Identifying YLR466C-A interaction partners requires systematic high-throughput approaches. Affinity purification coupled with mass spectrometry (AP-MS) should be performed using the recombinant His-tagged YLR466C-A protein as bait . To distinguish between specific and non-specific interactions, include stringent controls and perform replicate experiments with varying wash stringency. Yeast two-hybrid (Y2H) screening can identify binary protein-protein interactions; construct a bait plasmid containing YLR466C-A and screen against a comprehensive S. cerevisiae genomic library. Proximity-labeling techniques like BioID or APEX2 can identify transient or weak interactions by fusing YLR466C-A to a promiscuous biotin ligase and identifying biotinylated proteins via streptavidin pull-down and mass spectrometry. For RNA interactions, if relevant, perform CLIP-seq (crosslinking immunoprecipitation followed by sequencing) using antibodies against the His-tagged YLR466C-A . Genetic interaction screening using synthetic genetic array (SGA) analysis can identify functional relationships by crossing YLR466C-A mutants with a deletion library. For in vitro validation of high-throughput hits, surface plasmon resonance or isothermal titration calorimetry can provide quantitative binding parameters. Finally, network analysis of the resulting interaction data can reveal functional clusters and place YLR466C-A within the broader cellular context.

What are the potential applications of YLR466C-A in biotechnology?

YLR466C-A has significant potential for biotechnological applications, building on S. cerevisiae's established role as an ideal chassis organism for synthetic biology . Researchers could engineer YLR466C-A as part of synthetic genetic circuits for sensing specific environmental conditions, similar to the biosensor development approaches used for 1-butanol detection . The protein might be incorporated into metabolic engineering strategies for producing high-value compounds, leveraging S. cerevisiae's proven capacity for producing substances ranging from pharmaceuticals to biofuels . Since S. cerevisiae has been successfully used to produce various biological drugs, including hepatitis B surface antigen, hirudin, insulin, and others , YLR466C-A could potentially be engineered as part of these production pathways to enhance yield or stability. The protein's potential membrane association, suggested by the signal peptide cleavage site , could be exploited for developing membrane-based biotechnological applications such as selective transport systems or environmental sensors.
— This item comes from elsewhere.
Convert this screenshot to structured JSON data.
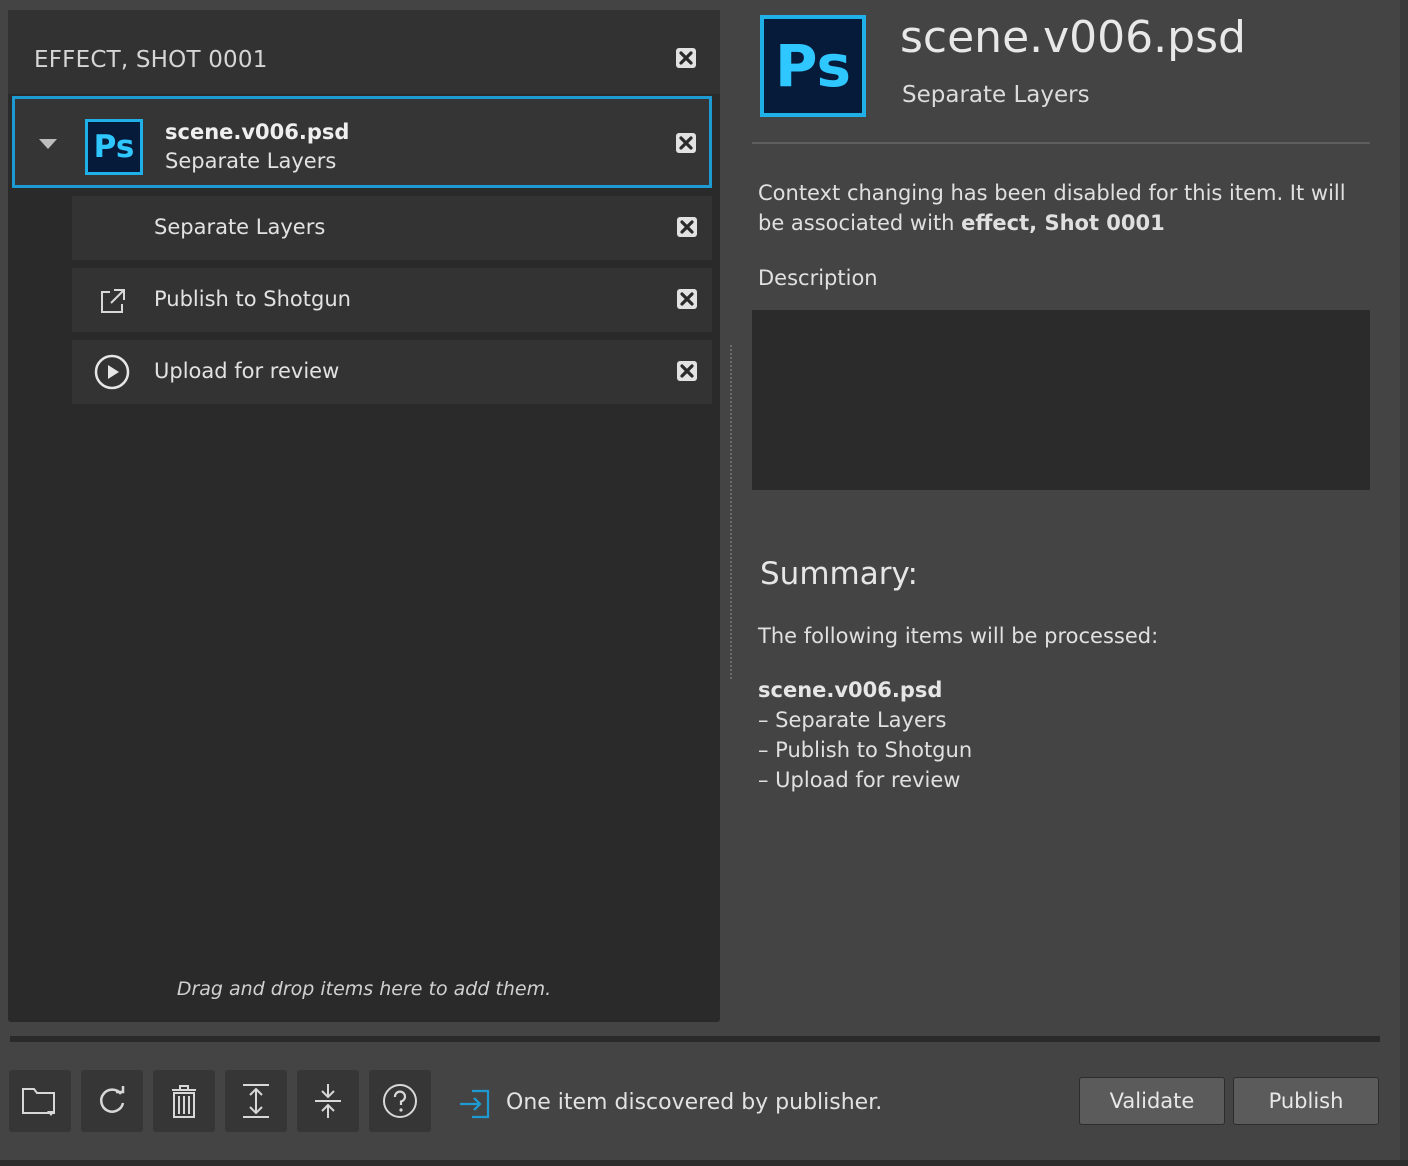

Given S. cerevisiae's biological safety credentials and mature high-density fermentation technology , any YLR466C-A-based applications would benefit from established industrial-scale production protocols.

How might systems biology approaches enhance our understanding of YLR466C-A?
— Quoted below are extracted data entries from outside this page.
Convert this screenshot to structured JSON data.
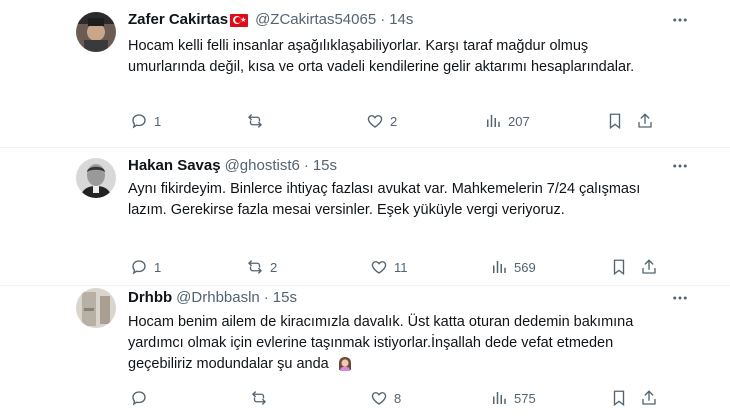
{
  "tweets": [
    {
      "name": "Zafer Cakirtas",
      "handle": "@ZCakirtas54065",
      "dot": "·",
      "time": "14s",
      "text": "Hocam kelli felli insanlar aşağılıklaşabiliyorlar. Karşı taraf mağdur olmuş umurlarında değil, kısa ve orta vadeli kendilerine gelir aktarımı hesaplarındalar.",
      "replies": "1",
      "reposts": "",
      "likes": "2",
      "views": "207"
    },
    {
      "name": "Hakan Savaş",
      "handle": "@ghostist6",
      "dot": "·",
      "time": "15s",
      "text": "Aynı fikirdeyim. Binlerce ihtiyaç fazlası avukat var. Mahkemelerin 7/24 çalışması lazım. Gerekirse fazla mesai versinler. Eşek yüküyle vergi veriyoruz.",
      "replies": "1",
      "reposts": "2",
      "likes": "11",
      "views": "569"
    },
    {
      "name": "Drhbb",
      "handle": "@Drhbbasln",
      "dot": "·",
      "time": "15s",
      "text": "Hocam benim ailem de kiracımızla davalık. Üst katta oturan dedemin bakımına yardımcı olmak için evlerine taşınmak istiyorlar.İnşallah dede vefat etmeden geçebiliriz modundalar şu anda",
      "replies": "",
      "reposts": "",
      "likes": "8",
      "views": "575"
    }
  ],
  "colors": {
    "text": "#0f1419",
    "secondary": "#536471",
    "divider": "#eff3f4",
    "flag": "#e30a17"
  },
  "icons": [
    "more-icon",
    "reply-icon",
    "repost-icon",
    "like-icon",
    "views-icon",
    "bookmark-icon",
    "share-icon",
    "person-emoji-icon",
    "turkey-flag-icon"
  ]
}
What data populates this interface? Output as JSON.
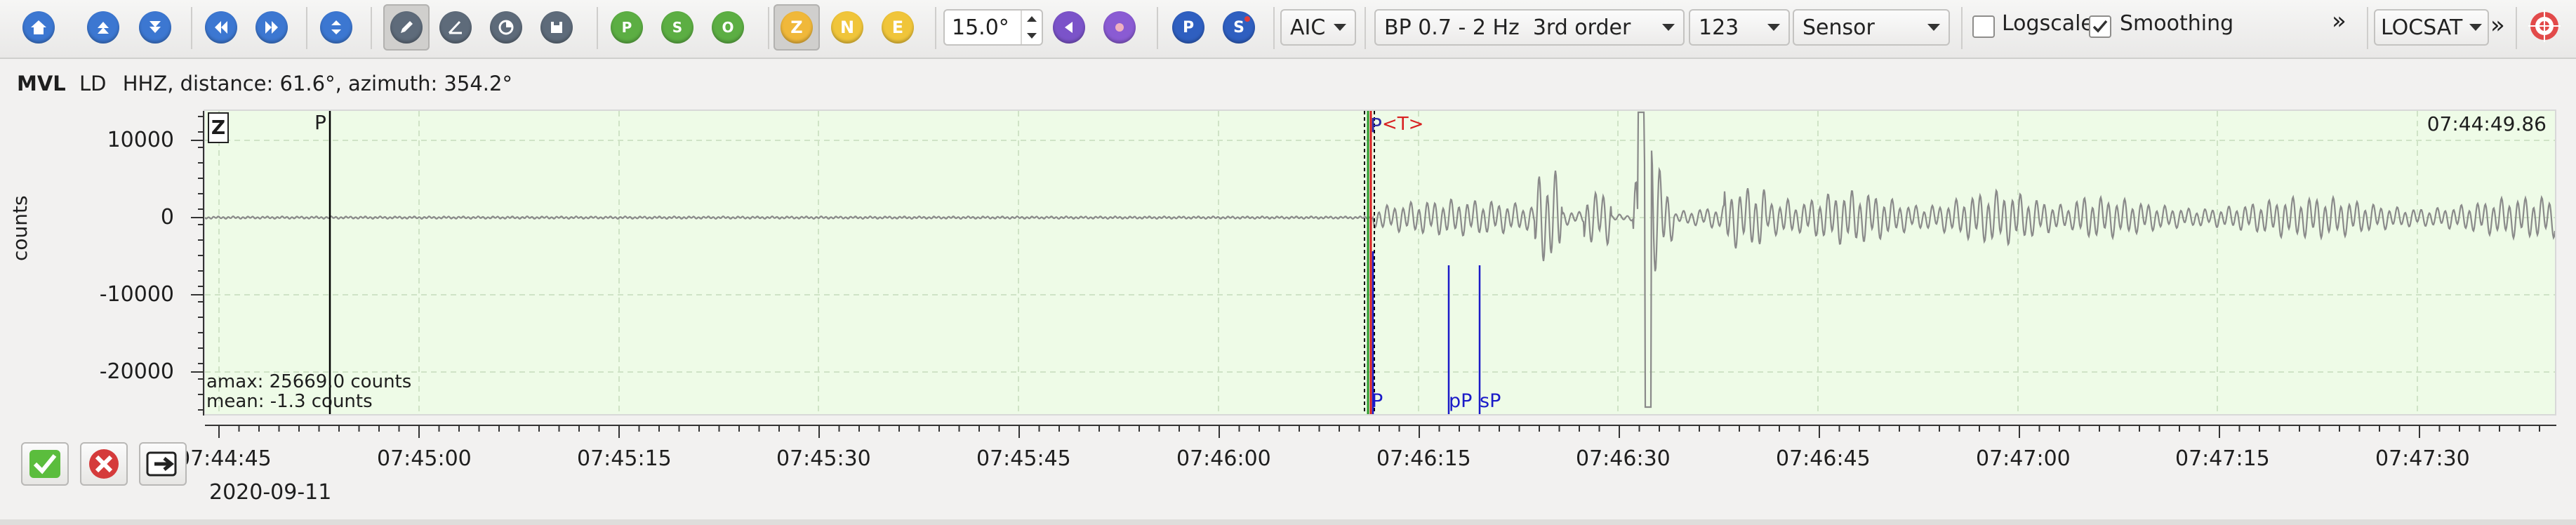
{
  "toolbar": {
    "buttons": [
      {
        "name": "home-icon",
        "color": "#3c77d1",
        "glyph": "⌂"
      },
      {
        "name": "up-icon",
        "color": "#3c77d1",
        "glyph": "▲"
      },
      {
        "name": "down-icon",
        "color": "#3c77d1",
        "glyph": "▼"
      },
      {
        "name": "previous-icon",
        "color": "#3c77d1",
        "glyph": "◀"
      },
      {
        "name": "next-icon",
        "color": "#3c77d1",
        "glyph": "▶"
      },
      {
        "name": "expand-icon",
        "color": "#3c77d1",
        "glyph": "⇕"
      },
      {
        "name": "pick-tool-icon",
        "color": "#5e6b7a",
        "glyph": "✎",
        "pressed": true
      },
      {
        "name": "angle-tool-icon",
        "color": "#5e6b7a",
        "glyph": "∠"
      },
      {
        "name": "measure-tool-icon",
        "color": "#5e6b7a",
        "glyph": "◔"
      },
      {
        "name": "save-icon",
        "color": "#5e6b7a",
        "glyph": "▣"
      },
      {
        "name": "align-p-icon",
        "color": "#5cae43",
        "glyph": "P"
      },
      {
        "name": "align-s-icon",
        "color": "#5cae43",
        "glyph": "S"
      },
      {
        "name": "align-origin-icon",
        "color": "#5cae43",
        "glyph": "O"
      }
    ],
    "components": [
      {
        "label": "Z",
        "color": "#f0b83a",
        "pressed": true
      },
      {
        "label": "N",
        "color": "#f0c53a"
      },
      {
        "label": "E",
        "color": "#f0c53a"
      }
    ],
    "rotation": "15.0°",
    "extra_buttons": [
      {
        "name": "filter-purple-icon",
        "color": "#7b53c9",
        "glyph": "◀"
      },
      {
        "name": "filter-violet-icon",
        "color": "#8a5bd3",
        "glyph": "●"
      },
      {
        "name": "pick-p-button",
        "color": "#2f5fc0",
        "glyph": "P"
      },
      {
        "name": "pick-s-button",
        "color": "#2f5fc0",
        "glyph": "S"
      }
    ],
    "picker_method": "AIC",
    "filter": "BP 0.7 - 2 Hz  3rd order",
    "rotation_mode": "123",
    "unit": "Sensor",
    "logscale_label": "Logscale",
    "logscale_checked": false,
    "smoothing_label": "Smoothing",
    "smoothing_checked": true,
    "overflow_glyph": "»",
    "locator": "LOCSAT",
    "overflow2_glyph": "»"
  },
  "station_header": {
    "station": "MVL",
    "network": "LD",
    "channel": "HHZ",
    "info": "distance: 61.6°, azimuth: 354.2°"
  },
  "plot": {
    "component_label": "Z",
    "ylabel": "counts",
    "yticks": [
      "10000",
      "0",
      "-10000",
      "-20000"
    ],
    "ytick_values": [
      10000,
      0,
      -10000,
      -20000
    ],
    "time_label": "07:44:49.86",
    "amax": "amax: 25669.0 counts",
    "mean": "mean: -1.3 counts",
    "xticks": [
      "07:44:45",
      "07:45:00",
      "07:45:15",
      "07:45:30",
      "07:45:45",
      "07:46:00",
      "07:46:15",
      "07:46:30",
      "07:46:45",
      "07:47:00",
      "07:47:15",
      "07:47:30"
    ],
    "date": "2020-09-11",
    "picks": [
      {
        "label": "P",
        "color": "#000000"
      },
      {
        "label": "P",
        "color": "#2c2ca6"
      },
      {
        "label": "<T>",
        "color": "#d82020"
      }
    ],
    "theoretical": [
      {
        "label": "P",
        "color": "#1a1ac8"
      },
      {
        "label": "pP",
        "color": "#1a1ac8"
      },
      {
        "label": "sP",
        "color": "#1a1ac8"
      }
    ]
  },
  "actions": [
    {
      "name": "accept-button",
      "glyph": "✔",
      "color": "#3f9a2f"
    },
    {
      "name": "reject-button",
      "glyph": "✖",
      "color": "#d53b3b"
    },
    {
      "name": "export-button",
      "glyph": "➦",
      "color": "#222222"
    }
  ]
}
Systems biology approaches offer comprehensive frameworks for understanding YLR466C-A's role within the broader cellular context. Researchers should integrate multi-omics data sets (genomics, transcriptomics, proteomics, and metabolomics) to place YLR466C-A within functional networks and identify emergent properties not apparent from isolated studies. Flux balance analysis can model how perturbations in YLR466C-A expression affect metabolic pathways, providing insights into its potential metabolic functions. The comparative systems approach should examine how YLR466C-A and its homologs in the UPF0479 family (e.g., YBL113W-A, YEL077W-A) function across different genetic backgrounds and environmental conditions . Mathematical modeling of gene regulatory networks incorporating YLR466C-A can predict its behavior under various conditions and generate testable hypotheses. For experimental validation, researchers should design systematic perturbation studies where multiple genes, including YLR466C-A, are manipulated simultaneously to reveal synergistic or antagonistic relationships. When analyzing data from these systems-level approaches, advanced computational methods like machine learning can identify non-obvious patterns and relationships. This integrated approach will provide a more complete understanding of YLR466C-A's functional significance than isolated molecular studies.